A more uniform and stronger (and more durable edge) can be had just by following that with autosol.
My cheapest honing setup is a $1 stone from the dollar store and autosol. You can sharpen something well enough to catch a hanging hair with it, and there's less tendency to start an edge in a state of wear already (rounded limited clearance) with two hard surfaces.
Does it make that much of a difference? Only if you're finish planing or finish paring, the two hard surface edge will have less tendency to nick (which will show up on a pared bevel, and obviously on a finish planed surface - inside of a dovetail socket, not so much.
My favorite cheat to get a good edge is this:
* washita on a japanese white steel chisel - slurried
* tiny bit of powder that I've saved from lapping razor stones that were very out of flat when I bought them (i flip them)
The washita wouldn't have to be slurried if the chisel wasn't japanese, but it's done because we generally don't grind them if we want them to look nice.
First the washita look after refreshing the entire bevel:
https://s26.postimg.org/z2fl2rl61/IMG_2 ... 202107.jpg
What that looks like under the scope (the washita doesn't cut the hard steel very deep, so the edge is pretty much finished - it does cut the wrought easily, so the balance of those two things is pleasant).
And then after 15 seconds or so of work on a jasper loaded with jnat powder in a light paste with WD 40 (which has a nice side effect of rust prevention with no additional effort - that I lose if I use only waterstones).
(the entire picture is about 0.5mm of edge lenth, so the scratches are pretty small. The washita edge alone does very nicely for most work - it's important at this level of magnification to focus on the actual edge and its straightness or lack of divots instead of getting put in a trance by the scratches or lack thereof on the bevel).

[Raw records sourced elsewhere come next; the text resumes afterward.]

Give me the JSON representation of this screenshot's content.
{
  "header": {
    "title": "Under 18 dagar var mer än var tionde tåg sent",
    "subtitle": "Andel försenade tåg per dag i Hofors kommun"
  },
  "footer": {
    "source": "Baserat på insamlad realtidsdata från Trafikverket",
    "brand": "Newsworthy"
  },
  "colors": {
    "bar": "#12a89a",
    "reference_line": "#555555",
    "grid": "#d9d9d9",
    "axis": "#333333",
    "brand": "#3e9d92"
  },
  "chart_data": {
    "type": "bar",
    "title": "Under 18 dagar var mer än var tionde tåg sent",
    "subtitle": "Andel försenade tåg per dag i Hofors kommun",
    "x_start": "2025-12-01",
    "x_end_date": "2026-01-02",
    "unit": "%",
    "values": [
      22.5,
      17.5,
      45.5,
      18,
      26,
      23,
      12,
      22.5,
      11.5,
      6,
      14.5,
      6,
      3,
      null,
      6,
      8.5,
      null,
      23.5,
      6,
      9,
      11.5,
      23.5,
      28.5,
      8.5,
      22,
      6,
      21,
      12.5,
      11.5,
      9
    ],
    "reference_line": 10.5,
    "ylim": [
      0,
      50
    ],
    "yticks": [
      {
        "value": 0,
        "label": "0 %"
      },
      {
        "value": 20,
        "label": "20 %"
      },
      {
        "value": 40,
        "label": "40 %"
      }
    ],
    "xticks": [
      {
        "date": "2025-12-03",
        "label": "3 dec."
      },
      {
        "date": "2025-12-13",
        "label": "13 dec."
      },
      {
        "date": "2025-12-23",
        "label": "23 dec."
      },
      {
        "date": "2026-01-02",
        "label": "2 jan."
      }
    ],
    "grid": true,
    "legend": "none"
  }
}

An interesting thing from looking at this is the lack of the voids that showed up in the AI chisel. This is Yasuki white #2, it is just better steel than western O1. It's also more expensive and a little harder to get right (no back yard heat treating with it). It is my favorite chisel steel because it's still not *that* hard, only about as hard as the hard ward stuff of old, and makers have better luck with it than they do usually with white #1 (which has a very strict range for hardening and tempering - something like 25 degrees F for the quench temperature). White 2 varies in hardness a lot depending on the maker. Ouchi's chisels are much harder, and from a practical standpoint, less covenient to use because of it.